What many don’t realize was the impact on estimated revenues. For example, the state withheld 20% of certain state aid categories, in addition to smaller local revenue sources such as community education, athletic admissions, investments and rental income.

Financial impact of the pandemic in 2020-21

Savings: in-service training, teaching, continuing education, extracurricular activities, athletics and transportation

Increases: facilities costs and health services
Dale Maier disinfects a classroom door
Loss in revenues from continuing education, athletic admissions, investments, rental (other) sales tax, state aid supplanted with federal aid, state aid* (transportation and BOCES aid)

Those same trends from 2019-20 followed in the current 21-22 school year.  We continue to see savings in similar expense areas such as community education, athletics and transportation, yet also have increases in facilities and health services to address the pandemic.

More importantly, there continues to be a decrease in revenue such as athletic admissions, investments and expenditure driven state aid.

The 3.43% increase in expenses is due to the following:

Salaries and benefits  Instructional programs make up the largest portion of the budget, with salaries and benefits representing 72% of expenditures.  
BOCES services BOCES services, which saw an increase of 6.87%  due to enrollment growth in the Students with Disabilities budget.
Debt service Debt service increased 11.21% as we structure permanent financing for our 2018 capital project.

3-part budget summary of expenditures

New York State law requires that all school districts present the proposed budget in three parts: Program, Capital and Administrative.

Program (73%) includes expenses associated with instructional programs, teacher salaries and benefits, health services, transportation costs, special education, instructional supplies and equipment, and athletics.

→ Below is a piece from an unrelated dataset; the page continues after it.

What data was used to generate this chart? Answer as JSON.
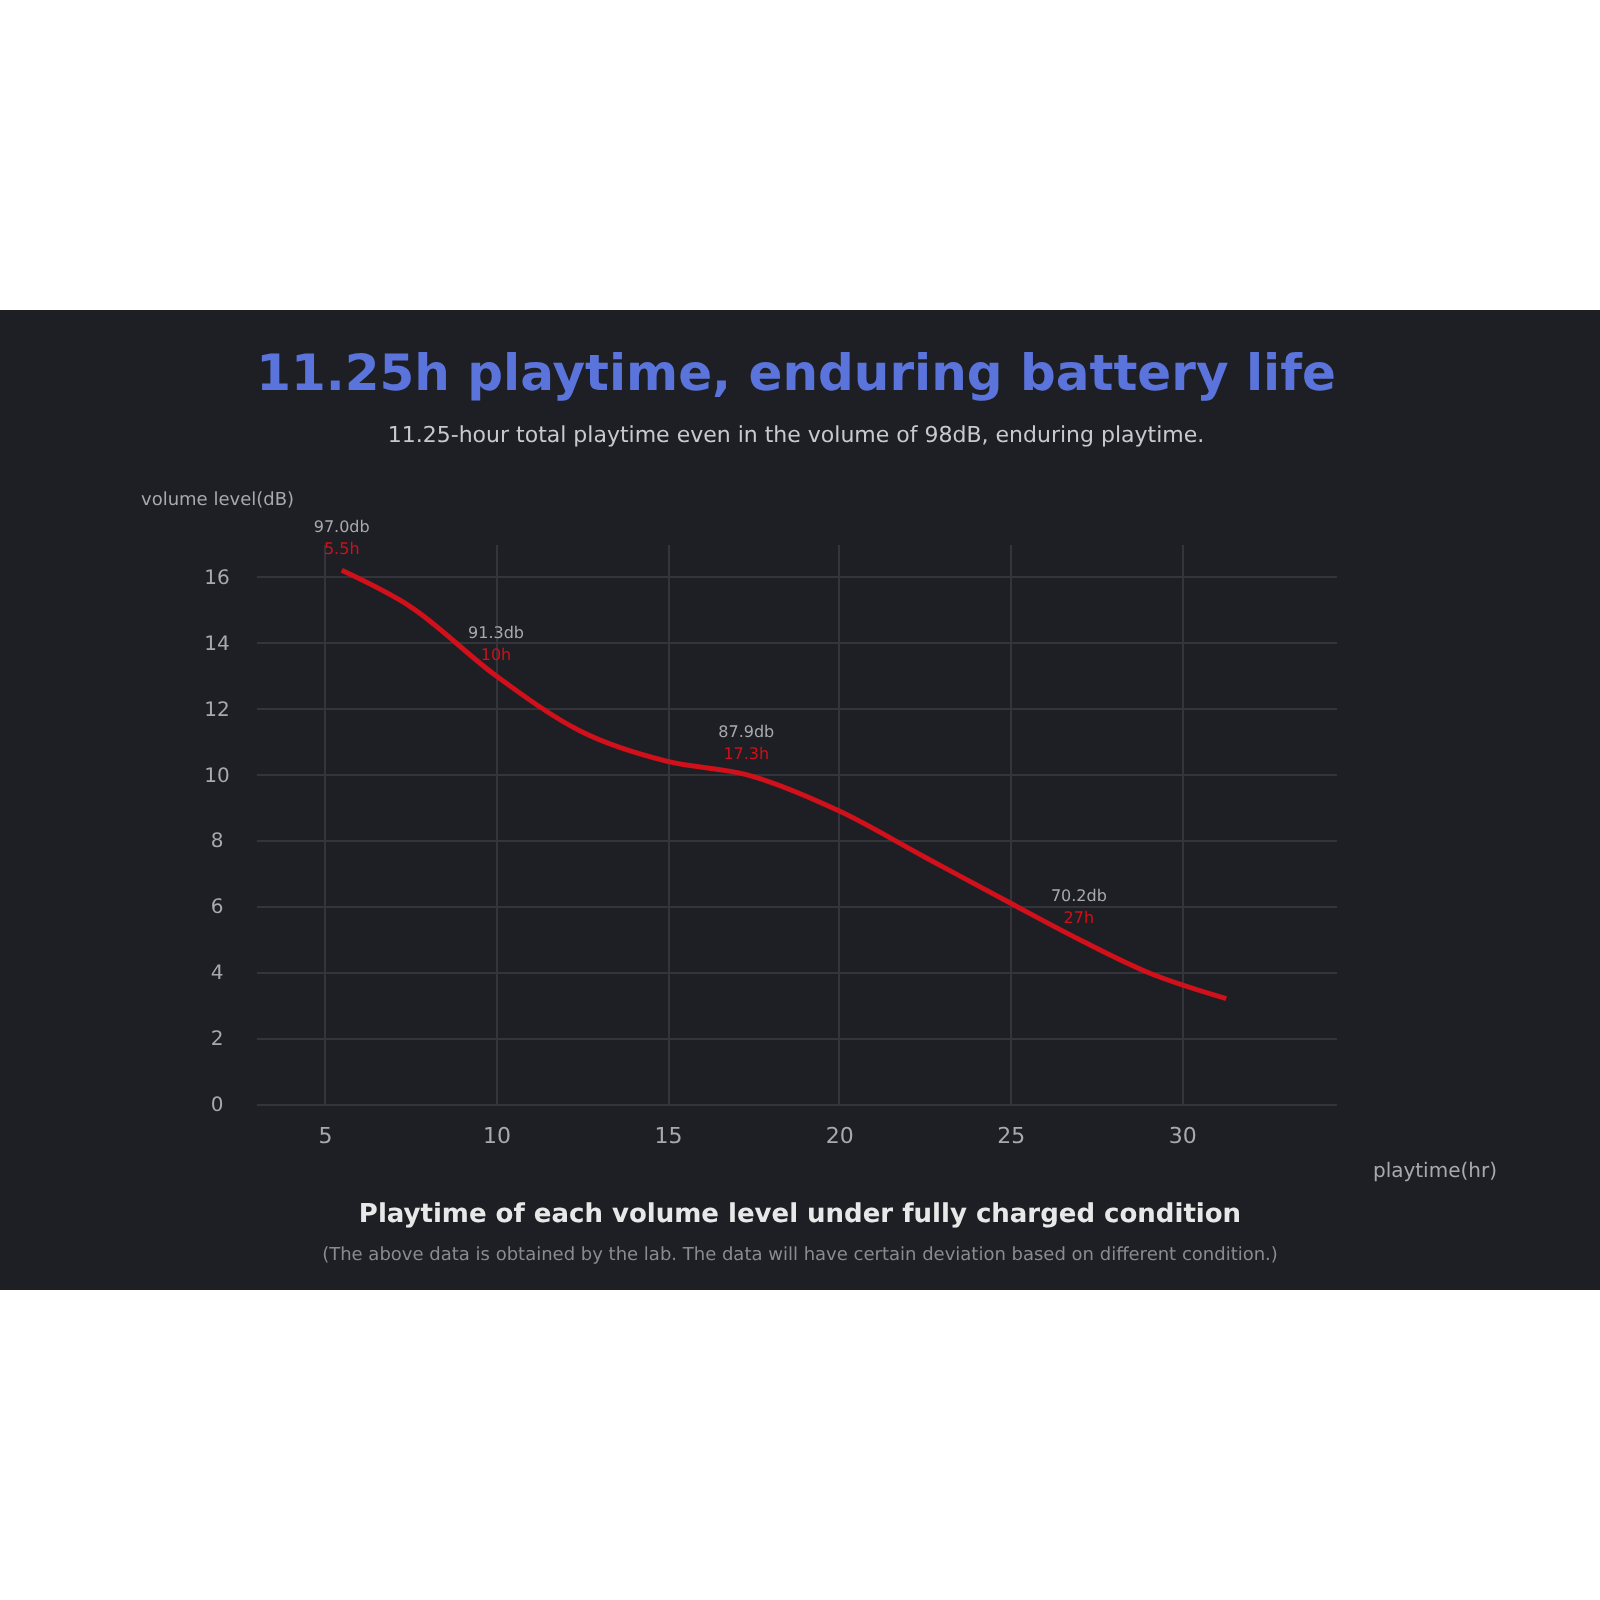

Capital (17%) consists of maintenance costs for buildings and grounds, custodial services, utilities, capital expenses, bus purchases, and debt service.

Administrative (10%) expenses include costs associated with the superintendent’s office, board of education, financial/legal services, curriculum development, communications, BOCES administration, printing and mailing, district clerk, and school supervision.

Total: $87,434,885

3 part budget expenditures


While budgets can be greatly impacted by enrollment, our enrollment history and cohort projections reflect little year-to-year change.


The chart above reflects seven years of actual enrollment on the left, whereas the chart on the right reflects estimated enrollment for the next three years, broken down by different grade levels.


This information is helpful as enrollment drives much of our staffing.